I little research into analog servos brought some possible solution to light. Analog servos are controlled with a PWM signal. The PWM pulse should be between 1ms and 2ms and repeat at 50Hz.
The basic technology inside an analog servo has been around longer than I have. The circuit converts the signal pulse into a voltage based on it’s length. The output shaft is coupled to a potentiometer which also outputs a voltage. These two voltages are compared to produce an error voltage. The error voltage would be positive or negative based on which direction off the output shaft potentiometer is from the input signal voltage. This voltage is sent through an amplifier and then to the motor. The motor turns in the proper direction until the error voltage is zero.
One problem with this method is the voltage to the motor is proportional to the error voltage. The motor will have very little torque when the error is small, as would occur with small moves.
To keep the servo from being overly sensitive to small changes changes in the pulse length, the servos have a deadband. Over sensitivity would cause jittering and use a lot of power.

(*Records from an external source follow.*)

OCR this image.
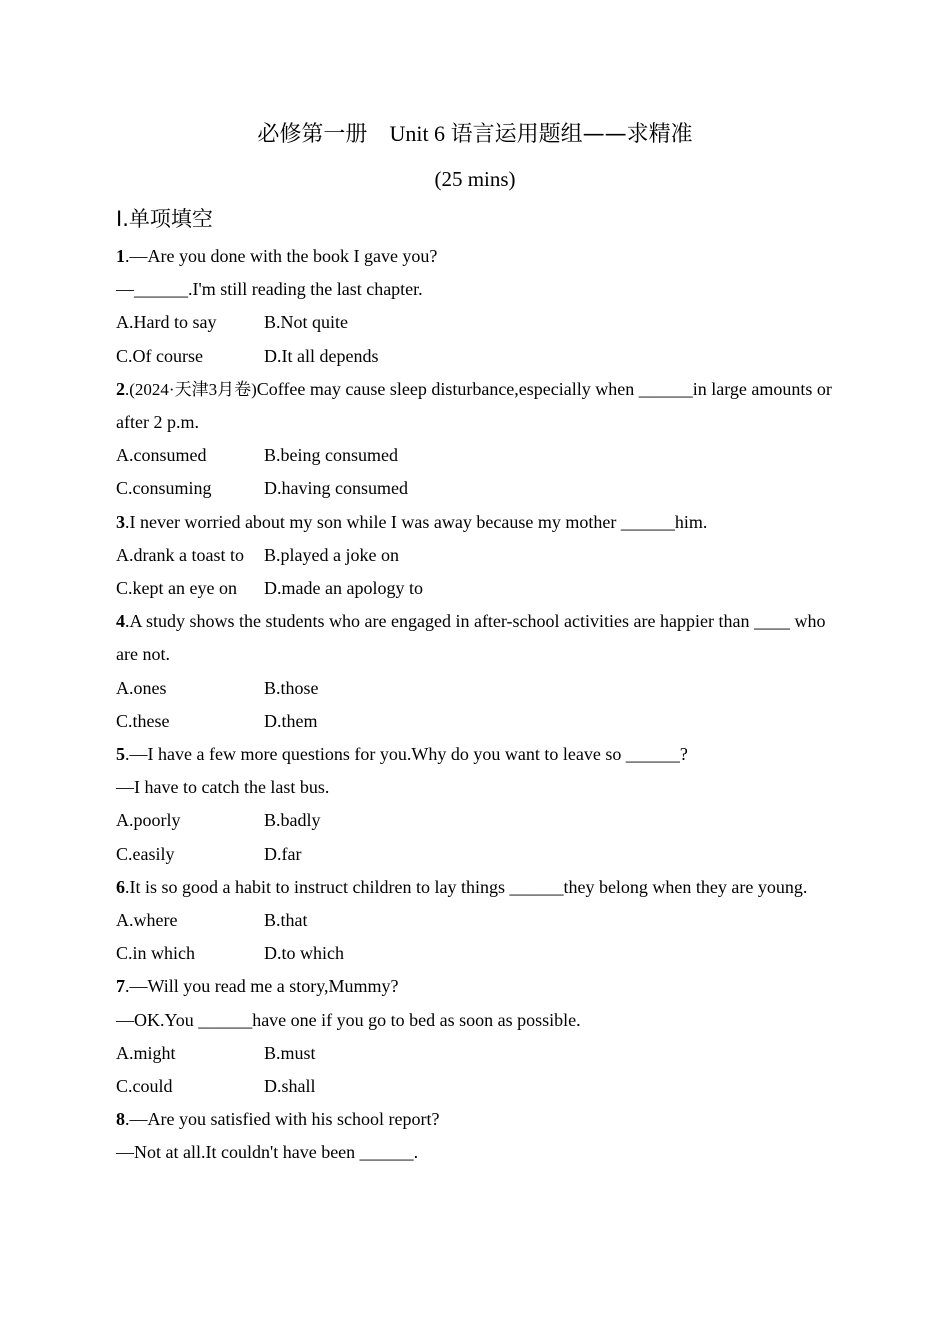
必修第一册 Unit 6 语言运用题组——求精准
(25 mins)
Ⅰ.单项填空
1.—Are you done with the book I gave you?
—______.I'm still reading the last chapter.
A.Hard to say	B.Not quite
C.Of course	D.It all depends
2.(2024·天津3月卷)Coffee may cause sleep disturbance,especially when ______in large amounts or after 2 p.m.
A.consumed	B.being consumed
C.consuming	D.having consumed
3.I never worried about my son while I was away because my mother ______him.
A.drank a toast to	B.played a joke on
C.kept an eye on	D.made an apology to
4.A study shows the students who are engaged in after-school activities are happier than ____ who are not.
A.ones	B.those
C.these	D.them
5.—I have a few more questions for you.Why do you want to leave so ______?
—I have to catch the last bus.
A.poorly	B.badly
C.easily	D.far
6.It is so good a habit to instruct children to lay things ______they belong when they are young.
A.where	B.that
C.in which	D.to which
7.—Will you read me a story,Mummy?
—OK.You ______have one if you go to bed as soon as possible.
A.might	B.must
C.could	D.shall
8.—Are you satisfied with his school report?
—Not at all.It couldn't have been ______.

The deadband is expressed in microseconds (us). Analog servos typically have a 5us deadband. If the error is less than the deadband, the servo will not move.
If the servo pulse range is 1ms to 2ms or a 1000us range, then this causes the second problem. A 1000us range divided by the 5us deadband is 200. This means I basically have to move more the 1/200 of the usable range to get it to move. The full range is 180° so I have roughly 1° resolution. That will cause lines to look very jittery.

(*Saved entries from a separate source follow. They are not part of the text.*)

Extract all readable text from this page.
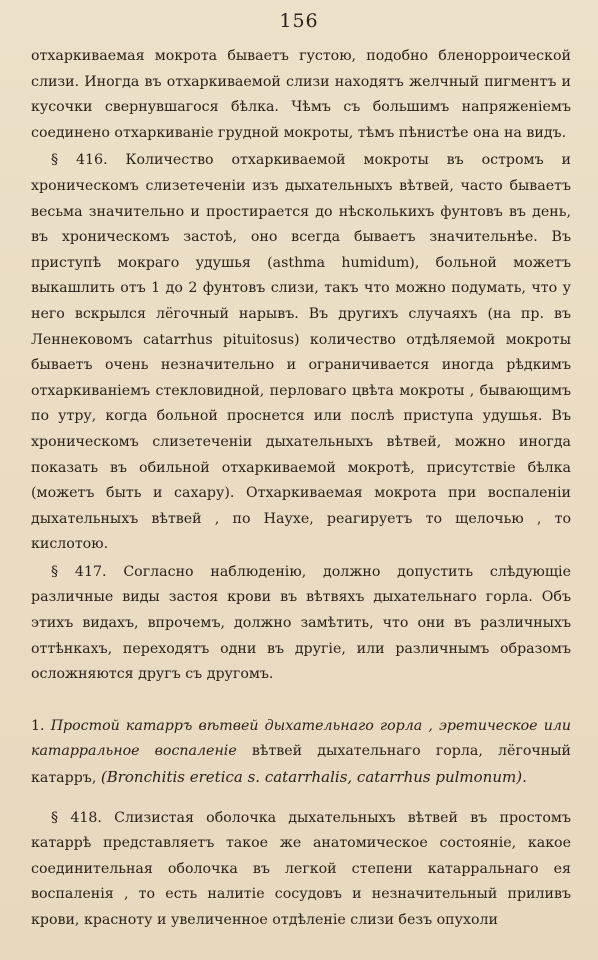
156

отхаркиваемая мокрота бываетъ густою, подобно бленорроической слизи. Иногда въ отхаркиваемой слизи находятъ желчный пигментъ и кусочки свернувшагося бѣлка. Чѣмъ съ большимъ напряженіемъ соединено отхаркиваніе грудной мокроты, тѣмъ пѣнистѣе она на видъ.

§ 416. Количество отхаркиваемой мокроты въ остромъ и хроническомъ слизетеченіи изъ дыхательныхъ вѣтвей, часто бываетъ весьма значительно и простирается до нѣсколькихъ фунтовъ въ день, въ хроническомъ застоѣ, оно всегда бываетъ значительнѣе. Въ приступѣ мокраго удушья (asthma humidum), больной можетъ выкашлить отъ 1 до 2 фунтовъ слизи, такъ что можно подумать, что у него вскрылся лёгочный нарывъ. Въ другихъ случаяхъ (на пр. въ Леннековомъ catarrhus pituitosus) количество отдѣляемой мокроты бываетъ очень незначительно и ограничивается иногда рѣдкимъ отхаркиваніемъ стекловидной, перловаго цвѣта мокроты , бывающимъ по утру, когда больной проснется или послѣ приступа удушья. Въ хроническомъ слизетеченіи дыхательныхъ вѣтвей, можно иногда показать въ обильной отхаркиваемой мокротѣ, присутствіе бѣлка (можетъ быть и сахару). Отхаркиваемая мокрота при воспаленіи дыхательныхъ вѣтвей , по Наухе, реагируетъ то щелочью , то кислотою.

§ 417. Согласно наблюденію, должно допустить слѣдующіе различные виды застоя крови въ вѣтвяхъ дыхательнаго горла. Объ этихъ видахъ, впрочемъ, должно замѣтить, что они въ различныхъ оттѣнкахъ, переходятъ одни въ другіе, или различнымъ образомъ осложняются другъ съ другомъ.

1. Простой катарръ вѣтвей дыхательнаго горла , эретическое или катарральное воспаленіе вѣтвей дыхательнаго горла, лёгочный катарръ, (Bronchitis eretica s. catarrhalis, catarrhus pulmonum).

§ 418. Слизистая оболочка дыхательныхъ вѣтвей въ простомъ катаррѣ представляетъ такое же анатомическое состояніе, какое соединительная оболочка въ легкой степени катарральнаго ея воспаленія , то есть налитіе сосудовъ и незначительный приливъ крови, красноту и увеличенное отдѣленіе слизи безъ опухоли
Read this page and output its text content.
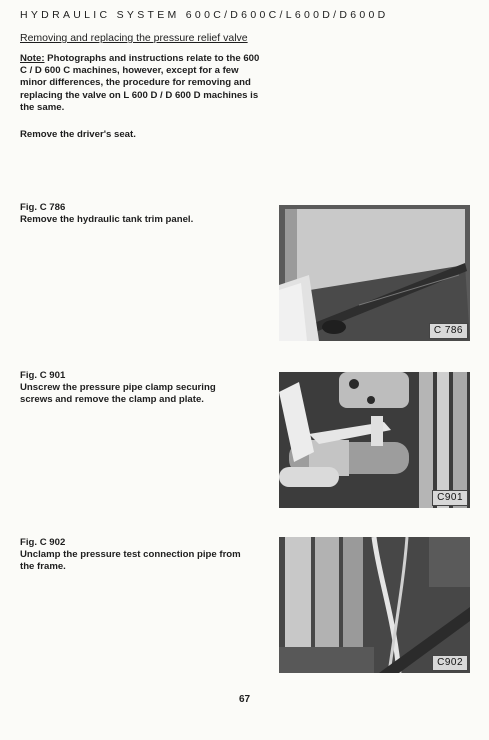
HYDRAULIC SYSTEM 600C/D600C/L600D/D600D
Removing and replacing the pressure relief valve
Note: Photographs and instructions relate to the 600 C / D 600 C machines, however, except for a few minor differences, the procedure for removing and replacing the valve on L 600 D / D 600 D machines is the same.
Remove the driver's seat.
Fig. C 786
Remove the hydraulic tank trim panel.
C 786
Fig. C 901
Unscrew the pressure pipe clamp securing screws and remove the clamp and plate.
C901
Fig. C 902
Unclamp the pressure test connection pipe from the frame.
C902
67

Try this to get a feel for an analog servo. With the servo receiving a commanded position, attempt to rotate the output. You will notice two thing. First you will notice the strength of the servo is proportional to how far you twist it off the commanded position. The second thing to notice is noise and vibration. That vibration is the 50Hz PWM period.
Digital Servos use the same same basic input method (1ms to 2ms pulse) to preserve backward compatibility, but everything is done digitally. Additionally, most of the servo’s parameters can be programmed. The digital circuit does not need to be limited to the 50Hz period and the control loop can be more sophisticated than simply using the error voltage.
The two immediate things I can take advantage of is lowering the deadband. I can program it down to 1us or on some servos even lower. This give me a 5x improvement in resolution. The other thing is the higher torque at small moves.
Try this to get the feel for a digital servo. With the servo receiving a commanded position, attempt to rotate the output. You will notice two thing. First you will notice the strength is very strong regardless of how far you twist it. The second thing to notice is noise and vibration. That vibration is going to be a much higher pitch.
The results are subtle, but I think it is better. With no changes to the firmware it got a little better. I changed the update rate from 50Hz to 200Hz and it got a little better again.
I used Hitec HS5055MG servos. I wanted a brand name servo, I know I could program. Out of the box the servo only had about 90deg of rotation. I was able to up that to about 178. I was quite surprised I could not get 180°. That needed to be accounted for in the kinematic or the shapes are distorted.
I think if you want the best, go for the digital, but in my opinion, the improment in quality did not justify the cost.